Jeden Sonntag wollen wir an dieser Stelle Briefe aus aktuellem Anlass versenden. Mit Gruß und Kuss direkt aus der Redaktion – Zeilen zum Schmunzeln,... Briefe an die Fußballwelt (82) –  Lieber Diego Maradona!

Jeden Sonntag wollen wir an dieser Stelle Briefe aus aktuellem Anlass versenden. Mit Gruß und Kuss direkt aus der Redaktion – Zeilen zum Schmunzeln, Schnäuzen und Nachdenken an Fußballprotagonisten aus allen Ligen. Diesen Sonntag schicken wir unseren Brief an einen argentinischen Ex-Fußballer…

Lieber Diego Maradona!

Vor über einer Woche hast du deinen 60. Geburtstag gefeiert und musstest dich danach aufgrund einer Gehirnblutung einer Operation unterziehen. Du wirst zwar länger als geplant im Krankenhaus bleiben, aber dein Arzt hat bereits versichert: „Diego geht es gut.“. Nun ja, ich glaube, gut geht es dir schon seit Jahren, seit Jahrzehnten nicht mehr.

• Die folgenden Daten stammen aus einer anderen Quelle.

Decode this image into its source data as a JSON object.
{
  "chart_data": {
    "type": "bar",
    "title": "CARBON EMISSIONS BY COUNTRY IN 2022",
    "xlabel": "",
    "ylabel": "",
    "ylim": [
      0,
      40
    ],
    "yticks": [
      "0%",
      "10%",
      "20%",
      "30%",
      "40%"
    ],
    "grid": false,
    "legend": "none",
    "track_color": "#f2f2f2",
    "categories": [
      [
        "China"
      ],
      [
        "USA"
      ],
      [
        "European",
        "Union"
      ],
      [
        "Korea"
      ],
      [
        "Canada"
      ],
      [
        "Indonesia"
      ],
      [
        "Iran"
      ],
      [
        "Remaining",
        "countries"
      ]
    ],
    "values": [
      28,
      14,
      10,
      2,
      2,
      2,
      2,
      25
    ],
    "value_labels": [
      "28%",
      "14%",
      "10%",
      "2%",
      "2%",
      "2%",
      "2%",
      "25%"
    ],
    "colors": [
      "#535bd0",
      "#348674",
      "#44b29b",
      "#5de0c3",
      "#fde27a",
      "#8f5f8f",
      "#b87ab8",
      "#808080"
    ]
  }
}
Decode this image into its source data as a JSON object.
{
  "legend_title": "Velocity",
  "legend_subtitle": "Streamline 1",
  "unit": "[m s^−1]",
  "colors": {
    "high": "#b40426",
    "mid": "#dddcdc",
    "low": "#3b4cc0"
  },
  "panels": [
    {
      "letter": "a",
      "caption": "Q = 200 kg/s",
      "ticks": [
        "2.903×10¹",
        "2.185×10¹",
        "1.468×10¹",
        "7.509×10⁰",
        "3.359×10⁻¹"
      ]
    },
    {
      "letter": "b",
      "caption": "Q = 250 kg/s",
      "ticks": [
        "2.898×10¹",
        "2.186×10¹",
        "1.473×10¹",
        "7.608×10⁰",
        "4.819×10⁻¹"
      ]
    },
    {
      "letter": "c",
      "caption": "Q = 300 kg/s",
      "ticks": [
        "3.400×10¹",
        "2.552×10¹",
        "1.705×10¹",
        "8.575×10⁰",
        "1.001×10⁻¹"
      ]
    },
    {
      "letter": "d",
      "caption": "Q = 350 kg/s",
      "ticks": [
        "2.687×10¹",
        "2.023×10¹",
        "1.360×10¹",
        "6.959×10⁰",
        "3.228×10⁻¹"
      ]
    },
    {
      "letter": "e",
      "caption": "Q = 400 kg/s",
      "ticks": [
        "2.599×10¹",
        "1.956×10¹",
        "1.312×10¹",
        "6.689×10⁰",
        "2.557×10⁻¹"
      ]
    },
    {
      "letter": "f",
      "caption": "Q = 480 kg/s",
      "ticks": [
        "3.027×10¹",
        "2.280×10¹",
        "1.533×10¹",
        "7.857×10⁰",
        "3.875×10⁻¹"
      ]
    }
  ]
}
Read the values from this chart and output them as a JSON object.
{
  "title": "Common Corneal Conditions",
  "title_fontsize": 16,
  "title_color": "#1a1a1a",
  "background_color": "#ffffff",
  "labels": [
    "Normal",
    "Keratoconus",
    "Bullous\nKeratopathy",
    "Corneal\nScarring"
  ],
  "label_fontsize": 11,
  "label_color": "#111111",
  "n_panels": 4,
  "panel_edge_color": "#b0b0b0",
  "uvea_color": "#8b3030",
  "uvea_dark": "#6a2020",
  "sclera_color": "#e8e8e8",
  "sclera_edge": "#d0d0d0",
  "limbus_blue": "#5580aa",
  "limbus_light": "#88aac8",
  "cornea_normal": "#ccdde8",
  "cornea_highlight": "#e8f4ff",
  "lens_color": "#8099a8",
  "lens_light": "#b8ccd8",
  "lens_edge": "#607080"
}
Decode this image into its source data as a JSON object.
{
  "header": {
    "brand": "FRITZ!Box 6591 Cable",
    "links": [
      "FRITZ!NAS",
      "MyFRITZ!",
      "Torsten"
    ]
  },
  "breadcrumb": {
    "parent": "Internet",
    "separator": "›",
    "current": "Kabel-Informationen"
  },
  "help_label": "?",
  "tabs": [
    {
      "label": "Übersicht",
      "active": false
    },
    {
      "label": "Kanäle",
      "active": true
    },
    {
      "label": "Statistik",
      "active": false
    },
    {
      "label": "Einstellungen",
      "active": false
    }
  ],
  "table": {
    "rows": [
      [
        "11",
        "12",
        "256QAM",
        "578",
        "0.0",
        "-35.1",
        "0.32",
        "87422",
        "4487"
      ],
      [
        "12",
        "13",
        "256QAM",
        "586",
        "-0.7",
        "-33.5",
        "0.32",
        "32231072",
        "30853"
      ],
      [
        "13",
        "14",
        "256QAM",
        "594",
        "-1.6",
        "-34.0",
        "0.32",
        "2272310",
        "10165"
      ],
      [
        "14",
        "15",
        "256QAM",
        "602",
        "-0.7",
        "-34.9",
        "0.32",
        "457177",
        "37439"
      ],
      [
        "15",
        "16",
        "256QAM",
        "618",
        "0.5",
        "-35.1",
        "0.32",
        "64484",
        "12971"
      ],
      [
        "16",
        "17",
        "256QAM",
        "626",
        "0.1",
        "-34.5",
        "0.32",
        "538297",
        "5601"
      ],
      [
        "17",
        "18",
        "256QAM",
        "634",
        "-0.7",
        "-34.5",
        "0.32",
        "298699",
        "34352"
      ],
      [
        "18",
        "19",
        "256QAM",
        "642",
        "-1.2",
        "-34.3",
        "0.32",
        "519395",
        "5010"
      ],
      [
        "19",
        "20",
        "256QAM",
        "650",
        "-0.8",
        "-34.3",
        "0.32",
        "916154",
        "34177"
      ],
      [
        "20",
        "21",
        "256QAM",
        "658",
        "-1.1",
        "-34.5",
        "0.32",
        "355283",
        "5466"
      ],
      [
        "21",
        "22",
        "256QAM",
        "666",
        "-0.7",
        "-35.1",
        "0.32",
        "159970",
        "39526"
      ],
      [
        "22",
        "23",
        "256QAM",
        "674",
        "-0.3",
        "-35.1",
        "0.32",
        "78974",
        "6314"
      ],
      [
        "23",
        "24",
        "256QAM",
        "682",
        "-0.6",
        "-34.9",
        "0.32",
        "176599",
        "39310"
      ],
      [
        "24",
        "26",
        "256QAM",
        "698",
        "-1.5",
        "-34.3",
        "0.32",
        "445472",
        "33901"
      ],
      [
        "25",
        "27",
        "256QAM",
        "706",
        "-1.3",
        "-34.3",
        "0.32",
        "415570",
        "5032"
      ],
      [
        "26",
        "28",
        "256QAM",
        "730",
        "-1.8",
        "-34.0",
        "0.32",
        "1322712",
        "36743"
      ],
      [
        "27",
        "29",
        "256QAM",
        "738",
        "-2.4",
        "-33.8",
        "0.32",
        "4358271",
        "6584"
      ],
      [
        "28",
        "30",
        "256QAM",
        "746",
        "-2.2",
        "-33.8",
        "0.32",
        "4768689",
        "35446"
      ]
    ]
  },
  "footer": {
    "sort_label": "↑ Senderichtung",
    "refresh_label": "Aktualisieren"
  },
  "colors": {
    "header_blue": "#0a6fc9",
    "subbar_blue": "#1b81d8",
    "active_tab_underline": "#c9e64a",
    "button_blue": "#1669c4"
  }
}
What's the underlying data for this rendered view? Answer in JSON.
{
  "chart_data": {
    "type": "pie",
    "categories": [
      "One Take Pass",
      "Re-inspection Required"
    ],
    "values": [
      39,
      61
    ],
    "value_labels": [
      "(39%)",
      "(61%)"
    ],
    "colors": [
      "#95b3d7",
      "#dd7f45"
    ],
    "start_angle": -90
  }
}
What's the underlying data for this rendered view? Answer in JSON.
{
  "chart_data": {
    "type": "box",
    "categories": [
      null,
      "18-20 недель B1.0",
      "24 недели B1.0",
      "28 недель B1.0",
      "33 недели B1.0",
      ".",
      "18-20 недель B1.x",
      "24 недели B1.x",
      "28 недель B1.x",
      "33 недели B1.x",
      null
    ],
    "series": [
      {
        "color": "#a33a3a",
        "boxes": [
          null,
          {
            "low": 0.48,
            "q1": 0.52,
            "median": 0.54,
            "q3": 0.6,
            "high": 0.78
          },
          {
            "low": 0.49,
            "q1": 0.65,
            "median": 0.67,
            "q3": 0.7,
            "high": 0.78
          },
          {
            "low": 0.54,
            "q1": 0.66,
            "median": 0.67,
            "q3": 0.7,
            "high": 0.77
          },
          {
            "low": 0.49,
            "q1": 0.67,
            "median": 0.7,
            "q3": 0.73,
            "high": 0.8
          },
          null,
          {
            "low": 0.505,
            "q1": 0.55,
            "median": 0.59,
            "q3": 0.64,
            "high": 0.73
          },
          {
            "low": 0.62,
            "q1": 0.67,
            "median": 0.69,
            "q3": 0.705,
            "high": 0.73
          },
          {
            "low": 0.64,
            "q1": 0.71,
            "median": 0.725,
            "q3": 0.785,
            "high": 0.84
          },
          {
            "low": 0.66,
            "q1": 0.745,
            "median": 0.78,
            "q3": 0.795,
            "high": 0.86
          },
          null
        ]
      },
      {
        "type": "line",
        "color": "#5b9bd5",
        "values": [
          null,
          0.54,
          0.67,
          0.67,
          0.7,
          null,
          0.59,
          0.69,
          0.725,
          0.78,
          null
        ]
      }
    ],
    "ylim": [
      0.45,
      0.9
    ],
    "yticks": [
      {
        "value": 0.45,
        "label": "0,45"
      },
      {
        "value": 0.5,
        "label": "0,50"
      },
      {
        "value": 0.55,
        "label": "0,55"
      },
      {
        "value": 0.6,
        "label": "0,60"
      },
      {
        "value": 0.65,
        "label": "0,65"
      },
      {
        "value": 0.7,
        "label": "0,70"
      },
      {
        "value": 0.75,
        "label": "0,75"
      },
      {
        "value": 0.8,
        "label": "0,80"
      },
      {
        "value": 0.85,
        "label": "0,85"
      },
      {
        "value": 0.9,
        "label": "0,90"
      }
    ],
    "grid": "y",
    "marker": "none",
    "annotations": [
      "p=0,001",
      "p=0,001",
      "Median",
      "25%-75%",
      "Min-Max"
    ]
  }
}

Es ist noch nicht so lange her, da habe ich mir wieder einmal den britischen Dokumentarfilm über dein Leben angeschaut, der insbesondere deine Zeit beim SSC Neapel beleuchtet. Der Film zeigt einerseits was für ein genialer Kicker du gewesen bist und beleuchtet andererseits deinen privaten Alltag. Deinen Privatkampf – möchte man fast meinen. Herbert Prohaska hat einmal gesagt, dass jeder gute Spieler von früher auch heute ein guter Spieler wäre. Wenn ich mir die Archivbilder von dir anschaue, dann denke ich mir, dass ich noch nie einen so guten Spieler wie dich gesehen habe. Wenn ich dabei jedoch überlege, wie du in dieser Zeit mit deinem Körper umgegangen bist oder welche Lasten du auf deinen Schultern getragen hast, dann kann ich noch weniger begreifen, wie du damals eine Wahnsinnspartie nach der anderen runterreißen konntest: Du hast Neapel, dem armen süditalienischen Underdog, zwei Scudetti und den UEFA-Pokal eingebracht, hast dein Heimatland als Kapitän zum WM-Sieg 1986 geführt. Mir fallen kaum andere Spieler ein, die in diesem Mannschaftssport derartig herausstechen konnten. Dennoch scheint dieses Leben einen Preis zu haben: Du hast das Elend aus dem Ghetto von Lanús mit dir mitgeschleppt, konntest den Verlockungen eines (vermeintlichen) Luxuslebens nicht widerstehen: Drogen, Frauen, Kriminalität.

Lieber Diego, ich möchte nicht in deiner Haut stecken. Deine großen Erfolge sind mit deinen persönlichen Troubles nicht aufzuwiegen. Je älter ich werde, desto mehr weiß ich persönliches Glück zu schätzen. Selbstzufrieden ist mit kaum etwas Anderem zu vergleichen. Der Endorphinrausch, wenn man ein Tor schießt, wenn man ein Tor in einem vollen Stadion schießt, wenn man ein Tor in einem entscheidenden Spiel schießt, wenn man den ersehnten Pokal holt, ja, das muss ein unglaubliches Gefühl sein, allerdings wiegt es nicht ein Leben abseits des Platzes voller seelischer Dunkelheit auf. Alle lieben den Fußballer Maradona, der Mensch Diego hat es schwerer. Fanverehrung macht private Einsamkeit nicht wett. Es ist wie mit Blumen, die auf Gräber gelegt werden: Sie können diejenigen, für die sie bestimmt sind, nicht mehr erreichen. In diesem Sinne wünsche ich dir viel Gesundheit und mögest du noch zu Lebzeiten deinen Frieden finden.